A hacker claiming to be affiliated with the Anonymous collective has released a data dump that purports to contain the personal details of more than 5,000 Spanish police officers. The slew of sensitive information, viewed by IBTimes UK, contains full names, email addresses, national ID numbers and hashed passwords.
According to the Spanish EFE news agency, a national police investigation is now under way after a cybercriminal was able to breach the website of the Mutual Social Security Police (mupol.es). The attack has been attributed to a hacker using the Twitter account @FkPoliceAnonOps, which has been regularly posting out links to the data – most of which have since been removed.
In a statement alongside the release, the hacker said the leak was orchestrated in response to the controversial Spanish "gag law" which came into effect last year and permits the state to levy fines of up to €600,000 (£463,000, $668,435) for "unauthorised protests."
At the time, the move was criticised by NGOs, civil rights groups and Spanish journalists. In a statement released on 23 February 2015, UN experts said the law "penalises a wide range of actions and behaviours that are essential for the exercise of this fundamental right".
Now, alongside the mass of police information, the hacker responsible said: "We are publishing a list of members of your 'force' in order to make you understand how thin the curtain (or the balaclava) is behind which you are hiding.
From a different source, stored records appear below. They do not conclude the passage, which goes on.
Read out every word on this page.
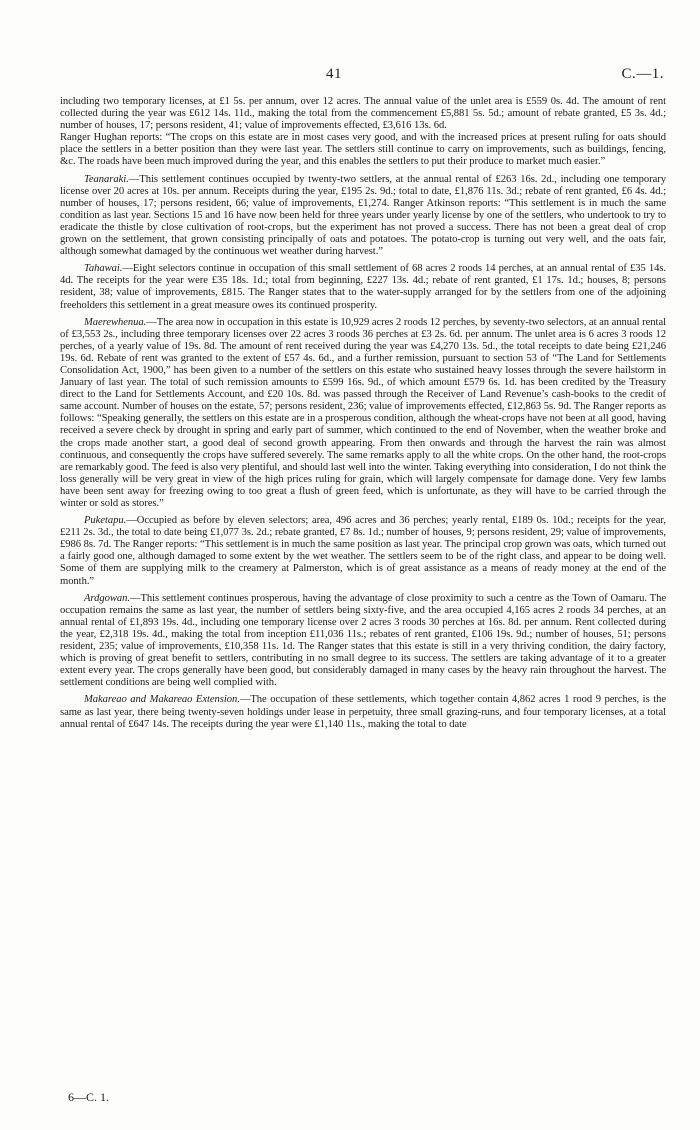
41	C.—1.

including two temporary licenses, at £1 5s. per annum, over 12 acres. The annual value of the unlet area is £559 0s. 4d. The amount of rent collected during the year was £612 14s. 11d., making the total from the commencement £5,881 5s. 5d.; amount of rebate granted, £5 3s. 4d.; number of houses, 17; persons resident, 41; value of improvements effected, £3,616 13s. 6d.

Ranger Hughan reports: “The crops on this estate are in most cases very good, and with the increased prices at present ruling for oats should place the settlers in a better position than they were last year. The settlers still continue to carry on improvements, such as buildings, fencing, &c. The roads have been much improved during the year, and this enables the settlers to put their produce to market much easier.”

Teanaraki.—This settlement continues occupied by twenty-two settlers, at the annual rental of £263 16s. 2d., including one temporary license over 20 acres at 10s. per annum. Receipts during the year, £195 2s. 9d.; total to date, £1,876 11s. 3d.; rebate of rent granted, £6 4s. 4d.; number of houses, 17; persons resident, 66; value of improvements, £1,274. Ranger Atkinson reports: “This settlement is in much the same condition as last year. Sections 15 and 16 have now been held for three years under yearly license by one of the settlers, who undertook to try to eradicate the thistle by close cultivation of root-crops, but the experiment has not proved a success. There has not been a great deal of crop grown on the settlement, that grown consisting principally of oats and potatoes. The potato-crop is turning out very well, and the oats fair, although somewhat damaged by the continuous wet weather during harvest.”

Tahawai.—Eight selectors continue in occupation of this small settlement of 68 acres 2 roods 14 perches, at an annual rental of £35 14s. 4d. The receipts for the year were £35 18s. 1d.; total from beginning, £227 13s. 4d.; rebate of rent granted, £1 17s. 1d.; houses, 8; persons resident, 38; value of improvements, £815. The Ranger states that to the water-supply arranged for by the settlers from one of the adjoining freeholders this settlement in a great measure owes its continued prosperity.

Maerewhenua.—The area now in occupation in this estate is 10,929 acres 2 roods 12 perches, by seventy-two selectors, at an annual rental of £3,553 2s., including three temporary licenses over 22 acres 3 roods 36 perches at £3 2s. 6d. per annum. The unlet area is 6 acres 3 roods 12 perches, of a yearly value of 19s. 8d. The amount of rent received during the year was £4,270 13s. 5d., the total receipts to date being £21,246 19s. 6d. Rebate of rent was granted to the extent of £57 4s. 6d., and a further remission, pursuant to section 53 of “The Land for Settlements Consolidation Act, 1900,” has been given to a number of the settlers on this estate who sustained heavy losses through the severe hailstorm in January of last year. The total of such remission amounts to £599 16s. 9d., of which amount £579 6s. 1d. has been credited by the Treasury direct to the Land for Settlements Account, and £20 10s. 8d. was passed through the Receiver of Land Revenue’s cash-books to the credit of same account. Number of houses on the estate, 57; persons resident, 236; value of improvements effected, £12,863 5s. 9d. The Ranger reports as follows: “Speaking generally, the settlers on this estate are in a prosperous condition, although the wheat-crops have not been at all good, having received a severe check by drought in spring and early part of summer, which continued to the end of November, when the weather broke and the crops made another start, a good deal of second growth appearing. From then onwards and through the harvest the rain was almost continuous, and consequently the crops have suffered severely. The same remarks apply to all the white crops. On the other hand, the root-crops are remarkably good. The feed is also very plentiful, and should last well into the winter. Taking everything into consideration, I do not think the loss generally will be very great in view of the high prices ruling for grain, which will largely compensate for damage done. Very few lambs have been sent away for freezing owing to too great a flush of green feed, which is unfortunate, as they will have to be carried through the winter or sold as stores.”

Puketapu.—Occupied as before by eleven selectors; area, 496 acres and 36 perches; yearly rental, £189 0s. 10d.; receipts for the year, £211 2s. 3d., the total to date being £1,077 3s. 2d.; rebate granted, £7 8s. 1d.; number of houses, 9; persons resident, 29; value of improvements, £986 8s. 7d. The Ranger reports: “This settlement is in much the same position as last year. The principal crop grown was oats, which turned out a fairly good one, although damaged to some extent by the wet weather. The settlers seem to be of the right class, and appear to be doing well. Some of them are supplying milk to the creamery at Palmerston, which is of great assistance as a means of ready money at the end of the month.”

Ardgowan.—This settlement continues prosperous, having the advantage of close proximity to such a centre as the Town of Oamaru. The occupation remains the same as last year, the number of settlers being sixty-five, and the area occupied 4,165 acres 2 roods 34 perches, at an annual rental of £1,893 19s. 4d., including one temporary license over 2 acres 3 roods 30 perches at 16s. 8d. per annum. Rent collected during the year, £2,318 19s. 4d., making the total from inception £11,036 11s.; rebates of rent granted, £106 19s. 9d.; number of houses, 51; persons resident, 235; value of improvements, £10,358 11s. 1d. The Ranger states that this estate is still in a very thriving condition, the dairy factory, which is proving of great benefit to settlers, contributing in no small degree to its success. The settlers are taking advantage of it to a greater extent every year. The crops generally have been good, but considerably damaged in many cases by the heavy rain throughout the harvest. The settlement conditions are being well complied with.

Makareao and Makareao Extension.—The occupation of these settlements, which together contain 4,862 acres 1 rood 9 perches, is the same as last year, there being twenty-seven holdings under lease in perpetuity, three small grazing-runs, and four temporary licenses, at a total annual rental of £647 14s. The receipts during the year were £1,140 11s., making the total to date

6—C. 1.
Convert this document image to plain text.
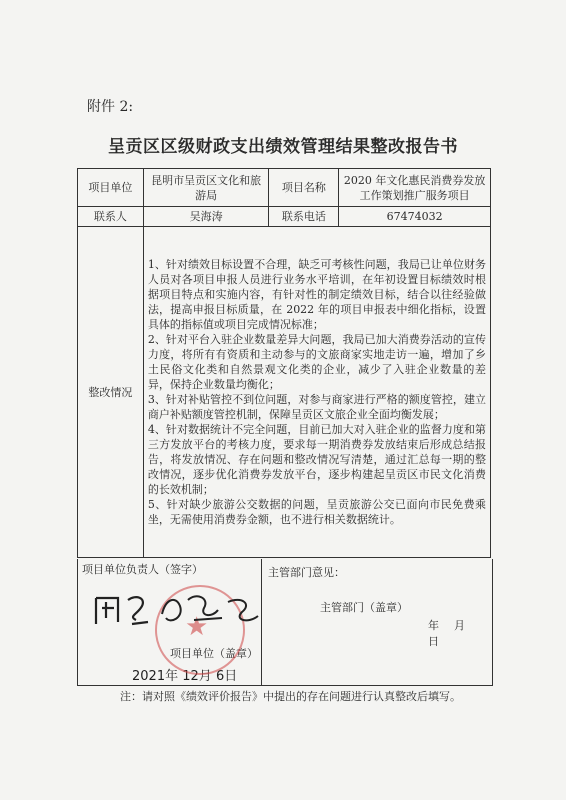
附件 2:
呈贡区区级财政支出绩效管理结果整改报告书
项目单位	昆明市呈贡区文化和旅游局	项目名称	2020 年文化惠民消费券发放工作策划推广服务项目
联系人	吴海涛	联系电话	67474032
整改情况	1、针对绩效目标设置不合理，缺乏可考核性问题，我局已让单位财务人员对各项目申报人员进行业务水平培训，在年初设置目标绩效时根据项目特点和实施内容，有针对性的制定绩效目标，结合以往经验做法，提高申报目标质量，在 2022 年的项目申报表中细化指标，设置具体的指标值或项目完成情况标准；
2、针对平台入驻企业数量差异大问题，我局已加大消费券活动的宣传力度，将所有有资质和主动参与的文旅商家实地走访一遍，增加了乡土民俗文化类和自然景观文化类的企业，减少了入驻企业数量的差异，保持企业数量均衡化；
3、针对补贴管控不到位问题，对参与商家进行严格的额度管控，建立商户补贴额度管控机制，保障呈贡区文旅企业全面均衡发展；
4、针对数据统计不完全问题，目前已加大对入驻企业的监督力度和第三方发放平台的考核力度，要求每一期消费券发放结束后形成总结报告，将发放情况、存在问题和整改情况写清楚，通过汇总每一期的整改情况，逐步优化消费券发放平台，逐步构建起呈贡区市民文化消费的长效机制；
5、针对缺少旅游公交数据的问题，呈贡旅游公交已面向市民免费乘坐，无需使用消费券金额，也不进行相关数据统计。		
项目单位负责人（签字）	主管部门意见：
主管部门（盖章）
年　月　日
项目单位（盖章）
2021年 12月 6日
★
注：请对照《绩效评价报告》中提出的存在问题进行认真整改后填写。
Make no mistake, with every action comes a counter-reaction and we all have to pay for our acts!"
The hacker claimed to have had access to the police database for more than two weeks. "Approximately 5,400 police members' identities will be revealed and dumped into the free public domain, together with your ID numbers, emails and password hashes," the statement added.
The news emerged only weeks after a notorious hacker using the pseudonym "Phineas Fisher" – responsible for hits against spy software peddlers Gamma Group and Hacking Team – launched an attack on the union of the Catalan police Mossos D'Esquadra (police force of Catalonia) and released a video "demonstration" of his actions.
Indeed, this far from the first time a member of Anonymous has attacked the Spanish police force. Back in 2012, a so-called "anti-hack" operation was carried out in retaliation to arrests of several members of the loose hacktivist collective.